Igor Janke ma rację - polityka, także dzisiaj, to teatr. Ale rzadko sobie zdajemy sprawę, że to wystarcza wielu wyborcom. Bo tak, jak w teatrze, czy podczas oglądania filmów, płaczemy, wzruszamy się, drżymy ze strachu lub podniecenia. A przecież wiemy, że to aktorzy, że ten spektakl jest na niby, że bohaterowie nie giną, nie kochają i nie nienawidzą naprawdę. I nie przeszkadza nam to, nie uważamy, że jesteśmy oszukiwani, nie mamy pretensji, że to tylko na niby.
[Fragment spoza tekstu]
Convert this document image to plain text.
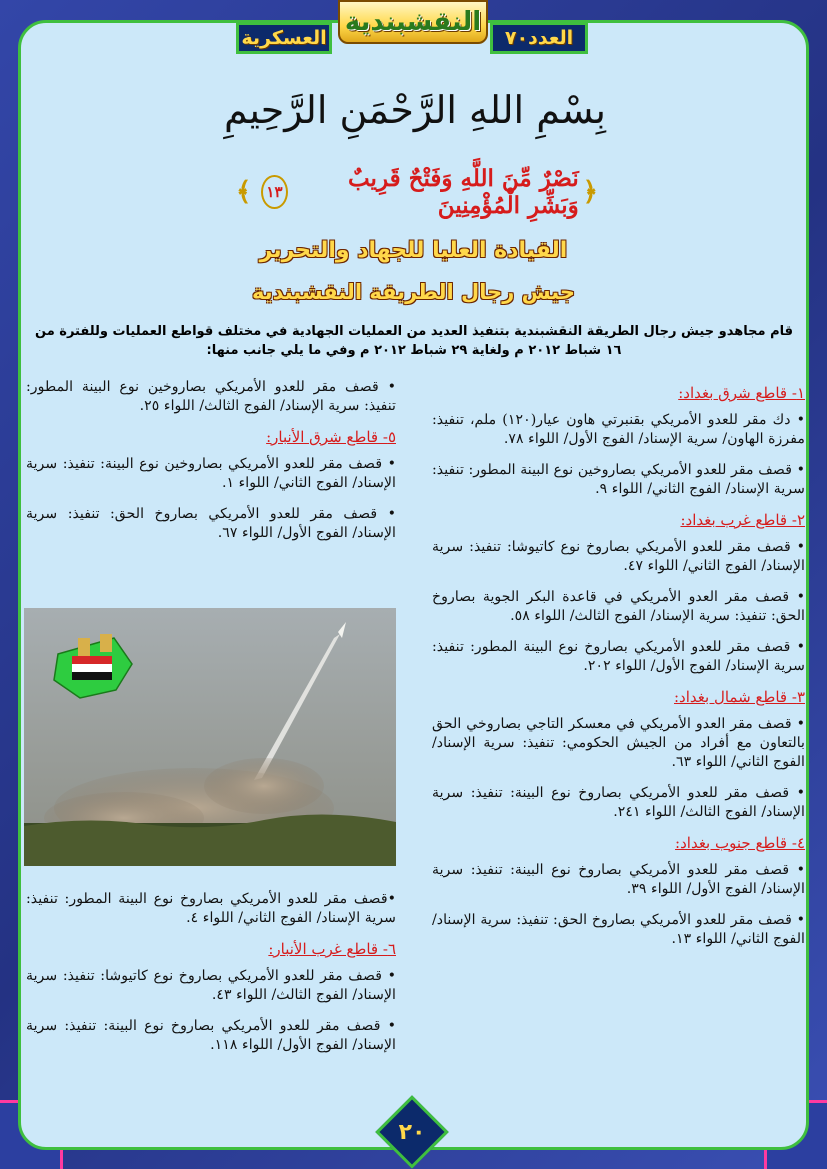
العسكرية
النقشبندية
العدد٧٠
بِسْمِ اللهِ الرَّحْمَنِ الرَّحِيمِ
﴿
نَصْرٌ مِّنَ اللَّهِ وَفَتْحٌ قَرِيبٌ وَبَشِّرِ الْمُؤْمِنِينَ
١٣
﴾
القيادة العليا للجهاد والتحرير
جيش رجال الطريقة النقشبندية
قام مجاهدو جيش رجال الطريقة النقشبندية بتنفيذ العديد من العمليات الجهادية في مختلف قواطع العمليات وللفترة من ١٦ شباط ٢٠١٢ م ولغاية ٢٩ شباط ٢٠١٢ م وفي ما يلي جانب منها:
١- قاطع شرق بغداد:

• دك مقر للعدو الأمريكي بقنبرتي هاون عيار(١٢٠) ملم، تنفيذ: مفرزة الهاون/ سرية الإسناد/ الفوج الأول/ اللواء ٧٨.

• قصف مقر للعدو الأمريكي بصاروخين نوع البينة المطور: تنفيذ: سرية الإسناد/ الفوج الثاني/ اللواء ٩.

٢- قاطع غرب بغداد:

• قصف مقر للعدو الأمريكي بصاروخ نوع كاتيوشا: تنفيذ: سرية الإسناد/ الفوج الثاني/ اللواء ٤٧.

• قصف مقر العدو الأمريكي في قاعدة البكر الجوية بصاروخ الحق: تنفيذ: سرية الإسناد/ الفوج الثالث/ اللواء ٥٨.

• قصف مقر للعدو الأمريكي بصاروخ نوع البينة المطور: تنفيذ: سرية الإسناد/ الفوج الأول/ اللواء ٢٠٢.

٣- قاطع شمال بغداد:

• قصف مقر العدو الأمريكي في معسكر التاجي بصاروخي الحق بالتعاون مع أفراد من الجيش الحكومي: تنفيذ: سرية الإسناد/ الفوج الثاني/ اللواء ٦٣.

• قصف مقر للعدو الأمريكي بصاروخ نوع البينة: تنفيذ: سرية الإسناد/ الفوج الثالث/ اللواء ٢٤١.

٤- قاطع جنوب بغداد:

• قصف مقر للعدو الأمريكي بصاروخ نوع البينة: تنفيذ: سرية الإسناد/ الفوج الأول/ اللواء ٣٩.

• قصف مقر للعدو الأمريكي بصاروخ الحق: تنفيذ: سرية الإسناد/ الفوج الثاني/ اللواء ١٣.

• قصف مقر للعدو الأمريكي بصاروخين نوع البينة المطور: تنفيذ: سرية الإسناد/ الفوج الثالث/ اللواء ٢٥.

٥- قاطع شرق الأنبار:

• قصف مقر للعدو الأمريكي بصاروخين نوع البينة: تنفيذ: سرية الإسناد/ الفوج الثاني/ اللواء ١.

• قصف مقر للعدو الأمريكي بصاروخ الحق: تنفيذ: سرية الإسناد/ الفوج الأول/ اللواء ٦٧.

•قصف مقر للعدو الأمريكي بصاروخ نوع البينة المطور: تنفيذ: سرية الإسناد/ الفوج الثاني/ اللواء ٤.

٦- قاطع غرب الأنبار:

• قصف مقر للعدو الأمريكي بصاروخ نوع كاتيوشا: تنفيذ: سرية الإسناد/ الفوج الثالث/ اللواء ٤٣.

• قصف مقر للعدو الأمريكي بصاروخ نوع البينة: تنفيذ: سرية الإسناد/ الفوج الأول/ اللواء ١١٨.

٢٠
Dziwne, prawda?
 
I w czasie ostatniego tygodnia było podobnie w polskiej polityce. Obie strony, i PiS i PO, odegrały swoje role, wzruszając do łez widzów. Platforma, jak zawsze, zagrała tę samą melodię kiczowatego pojednania i wyciągania ręki do zgody. Politycy tej partii podzielili się rolami - część rozmywała tragedię łódzką i waliła w PiS (jak zwykle oskarowy wystep dał Stefan Niesiołowski), część zaś prześcigała się w wyciąganiu gałązek oliwnych i prawieniu ogólnohumanistycznych banałów. PO robiła to wiele razy i można powiedzieć, że i tym razem im wyszło. To typowe i przećwiczone przez nich zaduszanie przeciwnika miłością. Metoda czarnej mamby - owinięcie się wokół ofiary i zaduszenie na śmierć. Czułością. W ten sposób już wiele razy PiS było niszczone i tylko raz znalazło na to remedium - w czasie kampanii prezydenckiej. Ale to było dawno, dawno temu....
 
Inny spektakl zaprezentowało PiS - oni mobilizują swój elektorat przyciskając go do ściany i nie dając odetchnąć. Były więc okrzyki, by ich nie zabijano, bo mają swoje rodziny. Były próby nazwania tragedii łódzkiej zbrodnią przeciwko ludzkości. Były ostre słowa prezesa i żądania osobistej ochrony. Zwykły repertuar, ale - jak widać - wciąż podobający się wiernym widzom. I, podobnie jak w przypadku teatrzyku PO, nikt nie udawał, że to nie jest na niby, że to nie jest grane. Aktorzy zagrali swoje role, a publiczność z wdzięcznością oklaskiwała spektakl.
 
Co z tego, że Igor Janke ma rację - że to teatr? Dopóki widzowie są zadowoleni, póki zapełniają salę, póki oklaskują swoich bohaterów i gwiżdżą na innych, póki wzruszają się na tym przedstawieniu, to wszystko jest ok. To, że nie ma to nic wspólnego z rzeczywistością, że jest tylko teatrem, nie ma żadnego znaczenia. Spektakl jest sztuczny, ale emocje są prawdziwe. I to zdecydowanej większości widzów i krytyków wystarcza. A najbardziej ukontentowani są aktorzy - mają z czego żyć i czują się ważni, a nawet niezbędni. L'art pour l'art!